Nine-year-old Tasnin had spent most of her life going from doctor to doctor, as one cold and respiratory infection followed the next. For a long time, doctors were unable to diagnose the cause until Hadassah’s genetic experts identified the culprit and cured her--a breakthrough that will be highlighted in one of the world’s top hematology journals in the coming months.

Tasnin, who is the middle daughter of five sisters, was often so sick she had to be hospitalized. But doctors believed it was “just a virus,” and she would outgrow this pattern of continually contracting these respiratory illnesses.

Tasnin’s parents, particularly her dad, Muhammed, who is a chef in a restaurant in Jaffa, wouldn’t accept such a fate for their daughter.

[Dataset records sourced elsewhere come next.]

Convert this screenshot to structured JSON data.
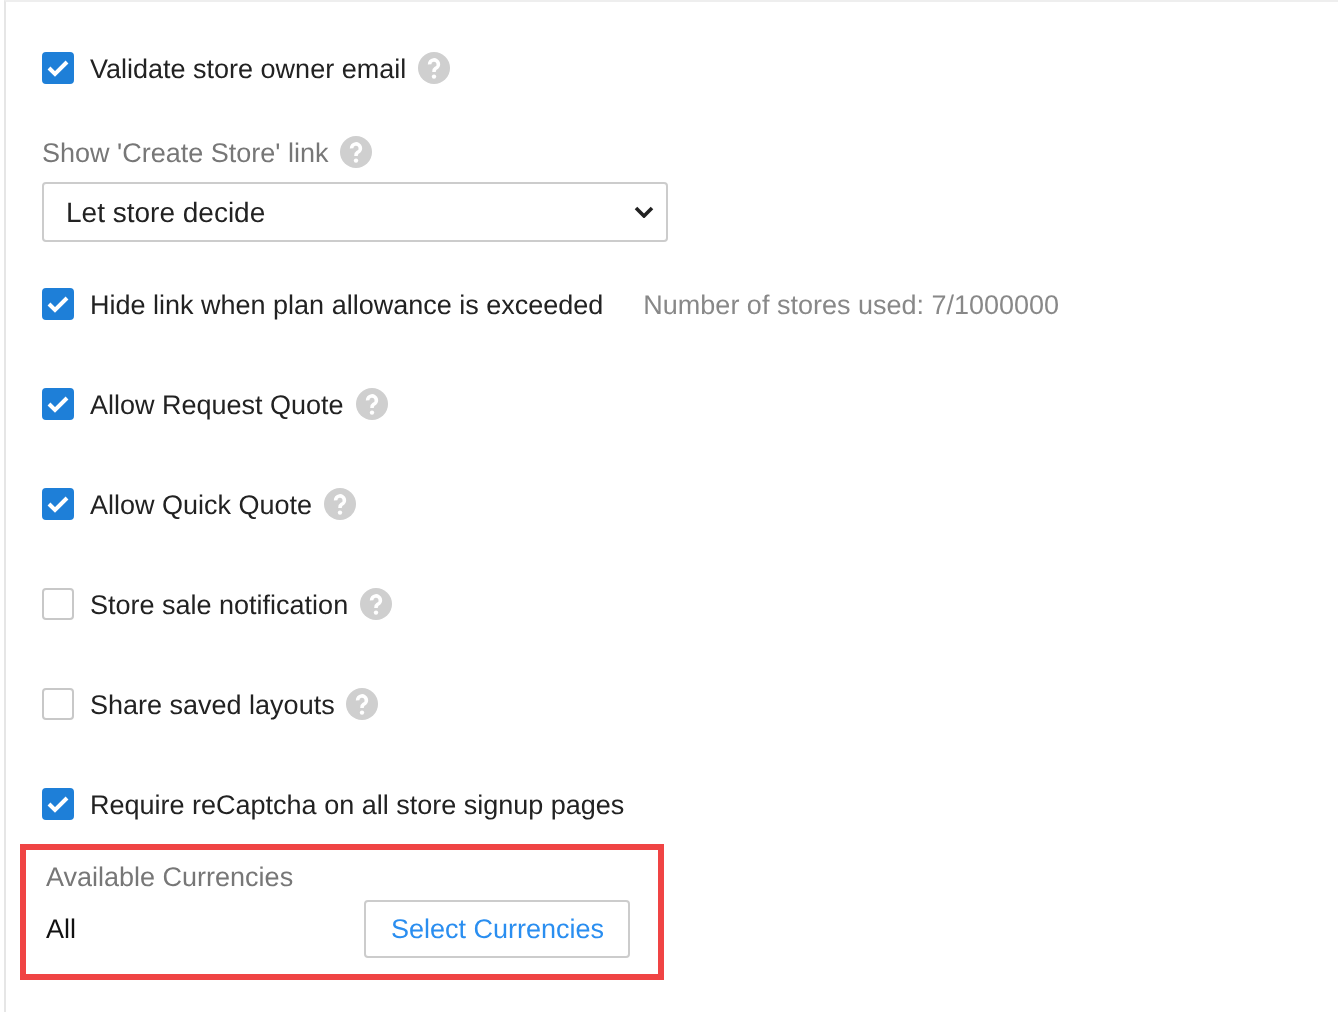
{
  "settings": [
    {
      "kind": "checkbox",
      "label": "Validate store owner email",
      "checked": true,
      "help": true
    },
    {
      "kind": "select",
      "label": "Show 'Create Store' link",
      "help": true,
      "value": "Let store decide"
    },
    {
      "kind": "checkbox",
      "label": "Hide link when plan allowance is exceeded",
      "checked": true,
      "help": false,
      "note": "Number of stores used: 7/1000000"
    },
    {
      "kind": "checkbox",
      "label": "Allow Request Quote",
      "checked": true,
      "help": true
    },
    {
      "kind": "checkbox",
      "label": "Allow Quick Quote",
      "checked": true,
      "help": true
    },
    {
      "kind": "checkbox",
      "label": "Store sale notification",
      "checked": false,
      "help": true
    },
    {
      "kind": "checkbox",
      "label": "Share saved layouts",
      "checked": false,
      "help": true
    },
    {
      "kind": "checkbox",
      "label": "Require reCaptcha on all store signup pages",
      "checked": true,
      "help": false
    }
  ],
  "currencies": {
    "label": "Available Currencies",
    "value": "All",
    "button": "Select Currencies",
    "highlighted": true
  }
}
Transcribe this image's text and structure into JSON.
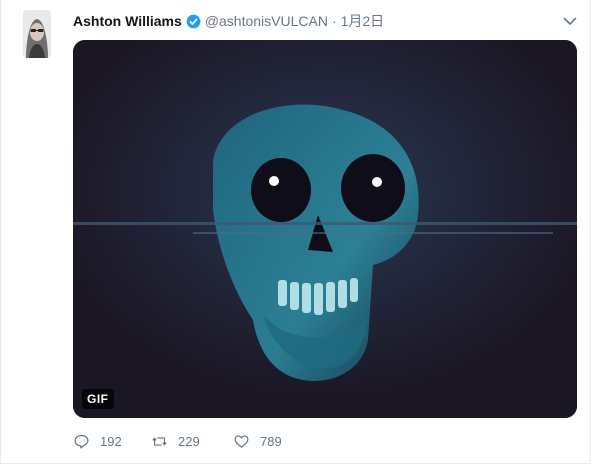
{
  "tweet": {
    "author_name": "Ashton Williams",
    "handle": "@ashtonisVULCAN",
    "separator": "·",
    "timestamp": "1月2日",
    "media": {
      "badge": "GIF",
      "description_icon": "skull-image"
    },
    "stats": {
      "replies": "192",
      "retweets": "229",
      "likes": "789"
    }
  },
  "icons": {
    "verified": "verified-badge-icon",
    "caret": "chevron-down-icon",
    "reply": "reply-icon",
    "retweet": "retweet-icon",
    "like": "heart-icon"
  },
  "colors": {
    "verified_blue": "#1da1f2",
    "muted_text": "#657786",
    "skull_glow": "#4fc6d6",
    "media_bg": "#1b1624"
  }
}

Muhammed sought help throughout the Palestinian Authority, contacted some Israeli doctors and even consulted with German physicians. And then Tasnin was referred to the Hadassah Medical Organization.

“When I first met Tasnin, she was suffering from a serious form of pneumonia”, relates Dr. Polina Stepensky, a hemato-oncologist who heads Hadassah’s Pediatric Bone Marrow Transplantation Unit. “The biopsy showed that she had a serious problem in her immune system.”

After consulting with Prof. Orly Elpeleg, head of Hadassah’s Genetic and Metabolic Diseases Unit, Dr. Stepensky ordered Whole Exome Sequencing (WES), a futuristic technology which searches through a person’s genes and finds variations in the “coding region” called exons.

While typically this is a very complex process, in this case it was somewhat simpler because the mother and father are cousins and consequently have many genes in common. As a result, it is easier to spot irregularities, which often means that a potentially harmful recessive gene that appears in both parents becomes dominant in their children.

When Hadassah’s genetic team discovered the mutation and checked to see if there were any other cases reported worldwide, they found four: in Germany, Holland, and Lebanon. As a result of this mutation, called IL 21 receptor deficiency, all these patients had passed away. Fortunately, this was not to be Tasnin’s fate since, as Dr. Stepensky explains, “We are the only facility worldwide that uses the WES as a clinical tool, not just as a research tool. On the basis of what we learned, we ordered a bone marrow transplantation, partly using a process developed here at Hadassah. We used the information from the WES to fine-tune the treatment.”

Now Tasnin is healthy and back in school. “We’re delighted,” said Dr. Stepensky. “Not only can we diagnose this gene, but we have a cure for the disease.”

Tasnin’s dad adds: “She’s excelling in school and drawing. But best of all, she's a healthy little girl with a future. I am so grateful. I can’t thank you enough! Blessings to all those who have made this possible.”